INTRODUCTION: The treatment of multiple myeloma (MM) has dramatically improved due to the availability of immunotherapies such as daratumumab (Dara). However, in Canada, myeloma treatments now account for up to 20% of some provincial drug budgets. As Dara may be effective for a prolonged period and is quickly moving into first-line therapy, the Canadian body which provides guidelines to the provincial ministries of health recommended in 2019 against open sequencing of drugs in relapsed MM. Specifically, patients who receive Dara are now only eligible for public funding for either carfilzomib (CAR) or pomalidomide (POM)–but not both– for relapsed MM. Given the known heterogeneity of myeloma, data gaps regarding the optimal sequencing of the available agents and uncertainly regarding the impact of this new restriction on patient outcomes, we utilized our Canadian national myeloma database to assess the sequencing of these two agents.
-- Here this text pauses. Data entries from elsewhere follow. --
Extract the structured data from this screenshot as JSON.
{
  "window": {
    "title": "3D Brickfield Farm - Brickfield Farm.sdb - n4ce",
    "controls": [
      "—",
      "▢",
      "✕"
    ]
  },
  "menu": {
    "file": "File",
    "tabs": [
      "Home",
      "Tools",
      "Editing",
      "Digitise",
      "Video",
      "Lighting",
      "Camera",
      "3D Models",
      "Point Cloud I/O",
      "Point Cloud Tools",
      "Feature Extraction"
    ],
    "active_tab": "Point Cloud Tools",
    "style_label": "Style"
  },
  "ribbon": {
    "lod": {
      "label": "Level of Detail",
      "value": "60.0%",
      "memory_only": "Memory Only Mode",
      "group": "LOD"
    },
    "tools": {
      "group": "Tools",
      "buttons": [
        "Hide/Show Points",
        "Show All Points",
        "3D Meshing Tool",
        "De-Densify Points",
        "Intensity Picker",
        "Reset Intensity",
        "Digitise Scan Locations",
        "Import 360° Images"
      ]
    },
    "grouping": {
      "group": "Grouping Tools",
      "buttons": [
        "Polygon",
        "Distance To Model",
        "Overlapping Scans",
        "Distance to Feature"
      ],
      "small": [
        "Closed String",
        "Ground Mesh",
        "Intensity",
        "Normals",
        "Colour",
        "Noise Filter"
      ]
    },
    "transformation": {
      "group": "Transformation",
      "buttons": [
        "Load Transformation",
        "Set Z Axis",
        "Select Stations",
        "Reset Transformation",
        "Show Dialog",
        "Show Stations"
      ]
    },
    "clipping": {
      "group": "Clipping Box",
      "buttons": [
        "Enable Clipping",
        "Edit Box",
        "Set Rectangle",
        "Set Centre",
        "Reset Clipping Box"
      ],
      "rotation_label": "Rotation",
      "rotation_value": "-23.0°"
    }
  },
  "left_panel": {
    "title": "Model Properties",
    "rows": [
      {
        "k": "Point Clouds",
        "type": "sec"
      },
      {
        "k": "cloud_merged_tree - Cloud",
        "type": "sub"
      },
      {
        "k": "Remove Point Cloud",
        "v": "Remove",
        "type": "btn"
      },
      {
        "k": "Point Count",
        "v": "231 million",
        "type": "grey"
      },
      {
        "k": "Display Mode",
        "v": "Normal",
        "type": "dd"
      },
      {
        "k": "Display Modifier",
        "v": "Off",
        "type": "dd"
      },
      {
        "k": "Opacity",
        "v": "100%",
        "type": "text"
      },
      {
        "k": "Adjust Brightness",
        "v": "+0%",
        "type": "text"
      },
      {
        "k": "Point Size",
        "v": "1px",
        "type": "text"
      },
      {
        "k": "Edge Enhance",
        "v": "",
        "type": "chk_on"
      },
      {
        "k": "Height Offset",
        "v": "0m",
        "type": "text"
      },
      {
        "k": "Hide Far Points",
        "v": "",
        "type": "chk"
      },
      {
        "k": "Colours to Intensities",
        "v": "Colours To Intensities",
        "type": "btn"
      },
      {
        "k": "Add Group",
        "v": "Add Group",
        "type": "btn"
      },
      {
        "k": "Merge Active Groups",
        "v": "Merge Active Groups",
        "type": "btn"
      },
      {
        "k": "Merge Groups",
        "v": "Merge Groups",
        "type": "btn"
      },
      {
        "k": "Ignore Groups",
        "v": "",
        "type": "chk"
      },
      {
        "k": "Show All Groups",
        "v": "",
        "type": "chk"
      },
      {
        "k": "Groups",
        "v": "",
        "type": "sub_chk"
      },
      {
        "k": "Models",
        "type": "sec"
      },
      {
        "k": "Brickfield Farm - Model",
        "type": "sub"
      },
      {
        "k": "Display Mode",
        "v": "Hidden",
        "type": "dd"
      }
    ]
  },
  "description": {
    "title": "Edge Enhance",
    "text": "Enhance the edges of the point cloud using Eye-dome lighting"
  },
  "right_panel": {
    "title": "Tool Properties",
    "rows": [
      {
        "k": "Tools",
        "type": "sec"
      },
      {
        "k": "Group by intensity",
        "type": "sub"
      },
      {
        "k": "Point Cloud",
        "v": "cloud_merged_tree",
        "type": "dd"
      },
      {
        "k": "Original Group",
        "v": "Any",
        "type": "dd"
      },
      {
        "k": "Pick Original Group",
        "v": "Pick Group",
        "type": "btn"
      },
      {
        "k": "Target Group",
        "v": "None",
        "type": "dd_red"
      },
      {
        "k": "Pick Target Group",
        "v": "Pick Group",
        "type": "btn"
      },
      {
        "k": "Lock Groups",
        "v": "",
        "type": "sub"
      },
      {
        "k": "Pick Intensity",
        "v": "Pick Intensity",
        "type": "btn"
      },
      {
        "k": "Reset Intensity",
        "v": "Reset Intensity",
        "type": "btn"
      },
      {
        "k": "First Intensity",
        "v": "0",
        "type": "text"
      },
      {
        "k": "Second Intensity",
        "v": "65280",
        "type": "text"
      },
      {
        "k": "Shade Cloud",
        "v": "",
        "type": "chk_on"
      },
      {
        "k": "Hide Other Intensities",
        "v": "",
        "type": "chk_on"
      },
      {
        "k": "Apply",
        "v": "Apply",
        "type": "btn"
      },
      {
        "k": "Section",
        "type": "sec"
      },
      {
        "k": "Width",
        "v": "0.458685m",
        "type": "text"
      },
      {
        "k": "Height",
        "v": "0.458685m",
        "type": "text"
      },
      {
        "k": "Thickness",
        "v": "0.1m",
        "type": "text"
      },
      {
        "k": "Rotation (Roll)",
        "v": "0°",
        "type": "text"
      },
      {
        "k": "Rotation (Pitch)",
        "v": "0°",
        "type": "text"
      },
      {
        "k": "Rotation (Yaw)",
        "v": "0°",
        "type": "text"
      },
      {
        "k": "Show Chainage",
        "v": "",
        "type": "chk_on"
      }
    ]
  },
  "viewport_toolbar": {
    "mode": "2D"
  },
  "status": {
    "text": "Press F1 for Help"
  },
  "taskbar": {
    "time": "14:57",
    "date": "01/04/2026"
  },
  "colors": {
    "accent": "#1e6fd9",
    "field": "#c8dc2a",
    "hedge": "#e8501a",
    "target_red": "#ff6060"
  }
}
The goal of our study was to understand the efficacy of these two commonly used treatments in the relapsed setting: 1) POM- after CAR-based therapy and 2) CAR- after POM-based therapy.
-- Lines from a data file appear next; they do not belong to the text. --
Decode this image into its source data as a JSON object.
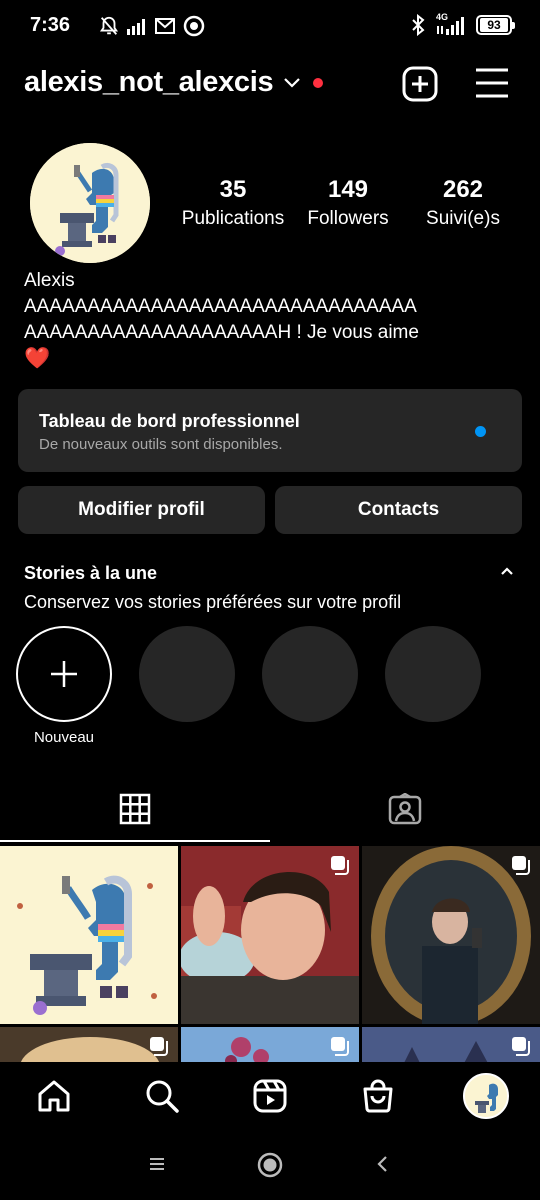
{
  "status_bar": {
    "time": "7:36",
    "network": "4G",
    "battery": "93",
    "left_icons": [
      "mute-bell-icon",
      "signal-bars-icon",
      "gmail-icon",
      "record-icon"
    ],
    "right_icons": [
      "bluetooth-icon",
      "cell-signal-icon",
      "battery-icon"
    ]
  },
  "header": {
    "username": "alexis_not_alexcis",
    "notification_color": "#ff3040"
  },
  "profile": {
    "stats": [
      {
        "value": "35",
        "label": "Publications"
      },
      {
        "value": "149",
        "label": "Followers"
      },
      {
        "value": "262",
        "label": "Suivi(e)s"
      }
    ],
    "name": "Alexis",
    "bio_line1": "AAAAAAAAAAAAAAAAAAAAAAAAAAAAAAA",
    "bio_line2": "AAAAAAAAAAAAAAAAAAAAH ! Je vous aime",
    "bio_heart": "❤️"
  },
  "dashboard": {
    "title": "Tableau de bord professionnel",
    "subtitle": "De nouveaux outils sont disponibles.",
    "dot_color": "#0095f6"
  },
  "actions": {
    "edit_profile": "Modifier profil",
    "contacts": "Contacts"
  },
  "stories": {
    "title": "Stories à la une",
    "subtitle": "Conservez vos stories préférées sur votre profil",
    "new_label": "Nouveau",
    "placeholder_count": 3
  },
  "tabs": [
    "grid-icon",
    "tagged-icon"
  ],
  "grid": [
    {
      "content": "cartoon-avatar-image",
      "multi": false
    },
    {
      "content": "portrait-photo",
      "multi": true
    },
    {
      "content": "mirror-selfie-photo",
      "multi": true
    },
    {
      "content": "portrait-photo",
      "multi": true
    },
    {
      "content": "blossom-sky-photo",
      "multi": true
    },
    {
      "content": "sky-photo",
      "multi": true
    }
  ],
  "bottom_nav": [
    "home-icon",
    "search-icon",
    "reels-icon",
    "shop-icon",
    "profile-avatar"
  ],
  "system_nav": [
    "menu-icon",
    "home-circle-icon",
    "back-icon"
  ]
}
METHODS: We performed a retrospective observational study using the Canadian Myeloma Research Group Database (CMRG-DB), analyzed up to 30/06/2020. The CMRG-DB (formerly Myeloma Canada Research Network Database/MCRN-DB) is a prospectively maintained disease-specific database with over 7000 patients enrolled from 14 academic sites across Canada and includes legacy data collected from 2007. All patients with MM who were treated for relapsed disease with approved regimens using POM after CAR, or CAR after POM were included. Our primary outcomes were overall response rates (ORR) in each respective cohort. Secondary outcomes were progression-free survival (PFS), overall survival (OS), and a landmark OS analysis from treatment initiation with the first of the two agents. Survival was estimated using Kaplan-Meier methods and compared between groups using log rank test.
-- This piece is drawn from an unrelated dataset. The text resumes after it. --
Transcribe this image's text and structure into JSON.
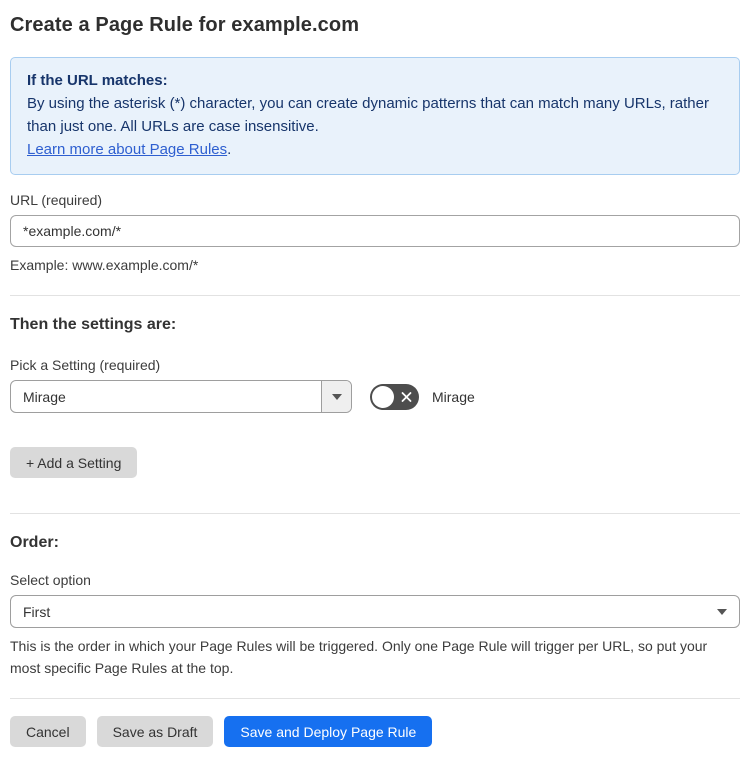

RESULTS: A total of 121 patients were included: 49 treated with POM after CAR, and 72 with CAR after POM. In the POM after CAR group, the median line of treatment was 4th for POM and 3rd for CAR. In the CAR after POM group, the median line of treatment was 4th for POM and 5th for CAR. In 79/121 patients (65%), the two therapies were directly sequential, 40/49 (82%) for the POM after CAR group, and 38/72 (54%) in the CAR after POM group. Baseline characteristics and treatment details are shown in Table 1. The ORR was 51% for patients treated with POM after CAR, and 49% for patients treated with CAR after POM. The median PFS for POM after CAR was 4.93 months (95% CI, 2.76-7.07), and for CAR after POM was 5.36 months (95% CI, 3.75-6.94). The median OS for patients treated POM after CAR was 11.01 months (95% CI, 4.50-19.13), and for patients treated with CAR after POM the median OS was 10.98 months (95% CI, 8.98-19.17). In a landmark analysis using the time of the treatment initiation with the first of the two agents, the median OS of patients treated with CAR after POM was 37.61 months (95% CI 26.66-46.52) and 25.32 months (95% CI 14.56-41.19) for patients treated with POM after CAR (p=0.1270).
CONCLUSION: In this real-world observational study we demonstrated that both CAR- and POM-based therapies were effective treatment options for patients with advanced relapsed MM as each produced responses in approximately 50% of patients with a median PFS of about 5 months and median OS of 11 months. These results are comparable to those noted in prospective clinical trials leading to the approval of these agents in this setting. Further, a landmark analysis showed that using both agents sequentially late in the disease course provided reasonable OS outcomes, regardless of the order in which they are sequenced. Finally, as the cost of MM therapy increases, the use of real-world data can help determine the impact of funding decisions on the outcome of patients treated in a publicly funded universal health care system such the one in Canada.